Portugal e CEDEAO colidem na ONU por causa de Bissau
Portugal e a Comunidade Económica dos Estados da África Ocidental (CEDEAO) trocaram hoje críticas no Conselho de Segurança da ONU sobre a Guiné-Bissau, com o bloco africano a qualificar o regresso das autoridades depostas como "exigência impossível" da CPLP.
A troca de argumentos foi protagonizada pelo representante permanente de Portugal na ONU e pelo seu homólogo da Costa do Marfim, em representação da CEDEAO, numa reunião do Conselho de Segurança em que Brasil e Comunidade dos Países de Língua Portuguesa (CPLP) pediram a realização de uma conferência internacional de alto nível sobre a Guiné-Bissau.
Youssoufou Bamba, embaixador costa-marfinense, afirmou que o "processo de transição" no país está a ser dificultado pela "facção pró-Carlos Gomes Júnior do PAIGC", o maior partido guineense, com "apoiantes internacionais", apesar dos esforços do governo saído do golpe de Abril para "alcançar a inclusão e consenso".
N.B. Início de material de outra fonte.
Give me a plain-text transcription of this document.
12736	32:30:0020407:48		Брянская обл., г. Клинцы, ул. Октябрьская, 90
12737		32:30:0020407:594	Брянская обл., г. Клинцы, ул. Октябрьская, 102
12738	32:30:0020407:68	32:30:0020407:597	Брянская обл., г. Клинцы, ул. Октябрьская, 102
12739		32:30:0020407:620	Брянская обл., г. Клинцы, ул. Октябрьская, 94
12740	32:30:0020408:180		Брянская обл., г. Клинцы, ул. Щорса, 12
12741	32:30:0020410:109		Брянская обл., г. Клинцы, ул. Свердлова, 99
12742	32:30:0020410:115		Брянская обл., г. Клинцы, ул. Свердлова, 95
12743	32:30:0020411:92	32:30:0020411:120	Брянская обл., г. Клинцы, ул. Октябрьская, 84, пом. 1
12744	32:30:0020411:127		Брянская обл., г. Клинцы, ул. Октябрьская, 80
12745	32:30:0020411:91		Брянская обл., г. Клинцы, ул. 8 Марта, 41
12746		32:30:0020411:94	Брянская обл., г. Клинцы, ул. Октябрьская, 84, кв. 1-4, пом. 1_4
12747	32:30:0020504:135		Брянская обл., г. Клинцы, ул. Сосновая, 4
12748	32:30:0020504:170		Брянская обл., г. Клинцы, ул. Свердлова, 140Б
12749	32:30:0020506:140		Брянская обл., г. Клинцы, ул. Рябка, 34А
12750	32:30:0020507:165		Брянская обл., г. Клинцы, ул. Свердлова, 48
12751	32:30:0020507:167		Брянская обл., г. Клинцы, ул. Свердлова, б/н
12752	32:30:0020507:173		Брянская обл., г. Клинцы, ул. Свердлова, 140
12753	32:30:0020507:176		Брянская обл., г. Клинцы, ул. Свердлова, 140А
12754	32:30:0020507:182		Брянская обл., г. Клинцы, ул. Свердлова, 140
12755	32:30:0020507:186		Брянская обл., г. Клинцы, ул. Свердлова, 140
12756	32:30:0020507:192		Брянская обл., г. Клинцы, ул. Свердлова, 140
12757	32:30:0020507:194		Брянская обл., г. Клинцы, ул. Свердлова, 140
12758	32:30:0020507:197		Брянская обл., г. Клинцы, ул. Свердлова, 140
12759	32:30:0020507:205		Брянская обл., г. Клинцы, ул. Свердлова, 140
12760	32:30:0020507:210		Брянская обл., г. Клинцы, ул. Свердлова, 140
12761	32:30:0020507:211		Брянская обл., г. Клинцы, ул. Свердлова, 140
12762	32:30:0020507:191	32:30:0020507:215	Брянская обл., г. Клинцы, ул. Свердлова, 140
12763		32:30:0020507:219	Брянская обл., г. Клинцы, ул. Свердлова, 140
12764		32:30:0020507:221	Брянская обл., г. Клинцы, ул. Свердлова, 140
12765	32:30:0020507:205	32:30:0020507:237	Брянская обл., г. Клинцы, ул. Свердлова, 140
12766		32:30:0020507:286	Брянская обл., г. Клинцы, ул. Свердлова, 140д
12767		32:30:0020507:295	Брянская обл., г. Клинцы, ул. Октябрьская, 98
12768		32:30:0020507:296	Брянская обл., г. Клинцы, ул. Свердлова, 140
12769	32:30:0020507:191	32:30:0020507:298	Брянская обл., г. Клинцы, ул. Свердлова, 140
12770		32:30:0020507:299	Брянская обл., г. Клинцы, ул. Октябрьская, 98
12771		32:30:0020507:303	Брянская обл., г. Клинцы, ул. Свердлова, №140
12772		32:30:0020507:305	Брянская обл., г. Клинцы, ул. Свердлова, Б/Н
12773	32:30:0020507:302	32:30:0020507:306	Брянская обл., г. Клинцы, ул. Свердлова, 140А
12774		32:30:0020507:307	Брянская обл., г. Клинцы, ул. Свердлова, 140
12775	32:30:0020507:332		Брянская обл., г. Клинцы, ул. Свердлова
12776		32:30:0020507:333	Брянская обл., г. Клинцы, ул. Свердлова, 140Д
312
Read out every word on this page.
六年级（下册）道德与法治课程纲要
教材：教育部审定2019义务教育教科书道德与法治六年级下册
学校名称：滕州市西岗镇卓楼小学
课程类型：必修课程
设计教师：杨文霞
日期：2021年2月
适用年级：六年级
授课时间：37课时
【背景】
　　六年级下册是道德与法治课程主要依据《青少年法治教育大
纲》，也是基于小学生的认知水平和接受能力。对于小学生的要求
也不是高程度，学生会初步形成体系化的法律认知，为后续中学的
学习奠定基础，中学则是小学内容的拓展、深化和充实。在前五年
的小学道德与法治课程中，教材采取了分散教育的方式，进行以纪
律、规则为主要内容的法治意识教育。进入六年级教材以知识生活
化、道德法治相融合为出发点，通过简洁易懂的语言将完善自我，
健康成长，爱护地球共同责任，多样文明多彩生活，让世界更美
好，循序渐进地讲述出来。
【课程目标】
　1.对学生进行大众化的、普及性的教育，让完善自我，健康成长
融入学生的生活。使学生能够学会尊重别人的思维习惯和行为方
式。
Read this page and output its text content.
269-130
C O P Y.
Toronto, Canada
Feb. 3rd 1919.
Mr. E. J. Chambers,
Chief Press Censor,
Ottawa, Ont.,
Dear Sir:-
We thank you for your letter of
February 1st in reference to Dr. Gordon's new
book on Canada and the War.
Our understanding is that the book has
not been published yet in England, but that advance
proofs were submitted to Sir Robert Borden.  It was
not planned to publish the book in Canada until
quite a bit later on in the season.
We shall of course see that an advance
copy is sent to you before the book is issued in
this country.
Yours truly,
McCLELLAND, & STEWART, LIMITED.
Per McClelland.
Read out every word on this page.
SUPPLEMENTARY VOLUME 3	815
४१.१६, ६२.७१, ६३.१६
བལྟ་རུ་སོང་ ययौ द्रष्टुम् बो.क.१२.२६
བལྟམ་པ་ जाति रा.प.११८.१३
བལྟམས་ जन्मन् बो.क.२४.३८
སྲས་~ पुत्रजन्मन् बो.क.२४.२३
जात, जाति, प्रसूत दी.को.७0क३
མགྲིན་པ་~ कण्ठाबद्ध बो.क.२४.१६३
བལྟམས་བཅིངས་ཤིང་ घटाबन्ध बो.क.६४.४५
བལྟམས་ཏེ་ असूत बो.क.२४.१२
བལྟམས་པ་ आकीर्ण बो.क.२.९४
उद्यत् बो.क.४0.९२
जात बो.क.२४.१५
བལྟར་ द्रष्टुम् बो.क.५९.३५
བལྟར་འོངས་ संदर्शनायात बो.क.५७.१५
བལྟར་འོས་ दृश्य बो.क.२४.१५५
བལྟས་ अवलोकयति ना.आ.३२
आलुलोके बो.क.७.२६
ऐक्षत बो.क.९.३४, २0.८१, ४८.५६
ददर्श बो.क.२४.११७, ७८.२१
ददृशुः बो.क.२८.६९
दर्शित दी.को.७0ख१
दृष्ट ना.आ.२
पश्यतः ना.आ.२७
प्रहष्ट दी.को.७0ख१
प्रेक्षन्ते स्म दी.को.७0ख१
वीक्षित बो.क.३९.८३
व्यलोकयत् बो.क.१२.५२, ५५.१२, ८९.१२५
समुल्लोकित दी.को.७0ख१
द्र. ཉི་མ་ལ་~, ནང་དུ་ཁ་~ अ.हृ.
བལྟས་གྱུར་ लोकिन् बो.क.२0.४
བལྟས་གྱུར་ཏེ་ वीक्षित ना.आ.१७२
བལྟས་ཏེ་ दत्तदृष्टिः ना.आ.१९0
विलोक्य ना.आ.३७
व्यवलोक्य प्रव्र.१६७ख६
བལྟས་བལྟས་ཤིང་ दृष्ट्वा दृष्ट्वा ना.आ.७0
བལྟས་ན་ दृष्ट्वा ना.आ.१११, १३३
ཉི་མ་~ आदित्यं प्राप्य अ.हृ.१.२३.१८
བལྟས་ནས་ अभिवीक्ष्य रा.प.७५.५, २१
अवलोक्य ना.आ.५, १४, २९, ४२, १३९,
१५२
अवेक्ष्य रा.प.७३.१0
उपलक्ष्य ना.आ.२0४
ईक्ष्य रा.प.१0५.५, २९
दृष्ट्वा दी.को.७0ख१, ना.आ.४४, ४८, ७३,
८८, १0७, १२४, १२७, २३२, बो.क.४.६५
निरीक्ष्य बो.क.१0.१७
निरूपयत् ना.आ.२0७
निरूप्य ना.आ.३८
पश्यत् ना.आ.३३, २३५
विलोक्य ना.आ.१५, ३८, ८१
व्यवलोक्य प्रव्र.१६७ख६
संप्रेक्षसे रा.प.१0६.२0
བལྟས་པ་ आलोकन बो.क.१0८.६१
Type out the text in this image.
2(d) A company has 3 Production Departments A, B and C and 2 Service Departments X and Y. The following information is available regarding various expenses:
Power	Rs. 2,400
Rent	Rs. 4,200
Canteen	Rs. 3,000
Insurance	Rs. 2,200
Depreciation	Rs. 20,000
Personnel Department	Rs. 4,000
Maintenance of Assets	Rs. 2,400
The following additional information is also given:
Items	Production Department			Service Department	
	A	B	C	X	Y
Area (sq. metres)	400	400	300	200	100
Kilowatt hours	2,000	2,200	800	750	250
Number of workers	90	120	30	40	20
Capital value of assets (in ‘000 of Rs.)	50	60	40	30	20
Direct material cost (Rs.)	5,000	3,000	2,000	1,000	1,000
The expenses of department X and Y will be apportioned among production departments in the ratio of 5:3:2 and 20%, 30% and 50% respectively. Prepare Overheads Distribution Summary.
O "novo ambiente" em Bissau, adiantou, é de "paz política, segurança e estabilidade, em vez do caos e anarquia e outras formas de desinformação propaladas por alguma comunicação social", enquanto a paralisada Assembleia Nacional "espera-se que volte a funcionar em breve".
Isto deveu-se aos "esforços incansáveis da CEDEAO para encorajar o diálogo" e a comunidade internacional "não deve precipitar-se em julgamentos, mas permitir que os actores dialoguem entre si", defendeu.
Bamba lamentou que "alguns países", caso de Portugal, "persistam na sua recusa em reconhecer e lidar com o governo de transição" e criticou que a "facção dura do PAIGC e figuras internacionais" continuem a apoiar Carlos Gomes Júnior e insistam na "impossível exigência de reposição do governo deposto".
A CEDEAO, disse, lamenta que o presidente deposto Raimundo Pereira tenha sido convidado a participar na cimeira da CPLP de 20 de Julho.
A próxima reunião do grupo internacional de contacto para a Guiné-Bissau deverá ter lugar em Setembro, à margem da Assembleia Geral da ONU, mas a CEDEAO está a qualquer altura "pronta a viajar para Lisboa" para ter uma "discussão franca e aberta com a CPLP" para a comunidade internacional finalmente "falar a uma só voz", adiantou.
O embaixador português na ONU, Moraes Cabral, não previa falar no 'briefing' mas acabou por pedir a palavra para apontar erros na intervenção da CEDEAO, sublinhando que o PAIGC não faz parte do governo de transição e que alguns elementos que o integram "há muito tempo que não têm nenhuma ligação" ao partido.
Disse ainda ser "uma falta de elegância" chamar "facção Carlos Gomes Júnior" a um grupo de parlamentares do PAIGC que representa "dois terços do parlamento".
Os parceiros internacionais, adiantou, vão continuar a refrear a sua ligação à Guiné-Bissau até haver um plano para "uma transição política credível".
Moraes Cabral rejeitou ainda a descrição de "normalização da vida" no país, apontando para o "aumento actividade criminosa e tráfico de droga", relatado pelo representante da ONU, Joseph Mutaboba.
No seu último relatório sobre a Guiné-Bissau, o secretário geral da ONU afirma que o narcotráfico está em crescendo desde o golpe de Estado de 12 de abril e que a situação humanitária degradou-se, exigindo resposta mais firme da comunidade internacional.
Mutaboba sublinhou hoje a necessidade da CEDEAO e da CPLP, em articulação com a União Europeia e a União Africana, ultrapassarem as divergências existentes e chegarem a uma posição comum.
"Os parceiros têm de chegar a uma posição comum sobre como assistir o país no restabelecimento total da ordem constitucional. O tempo é essencial, são precisos passos concretos", disse Mutaboba.
António Gumende, embaixador de Moçambique na ONU e representante da CPLP na reunião, e Maria Luiza Viotti, embaixadora do Brasil que preside à Comissão de Consolidação da Paz para a Guiné-Bissau, apontaram ambos para uma degradação da situação geral no país desde o golpe de Estado.
Gumende e Viotti apelaram ao secretário-geral da ONU, Ban Ki-moon, que convoque uma reunião internacional de alto nível com os principais parceiros, com objectivo de delinear uma "estratégia conjunta para restaurar a ordem constitucional na Guiné-Bissau".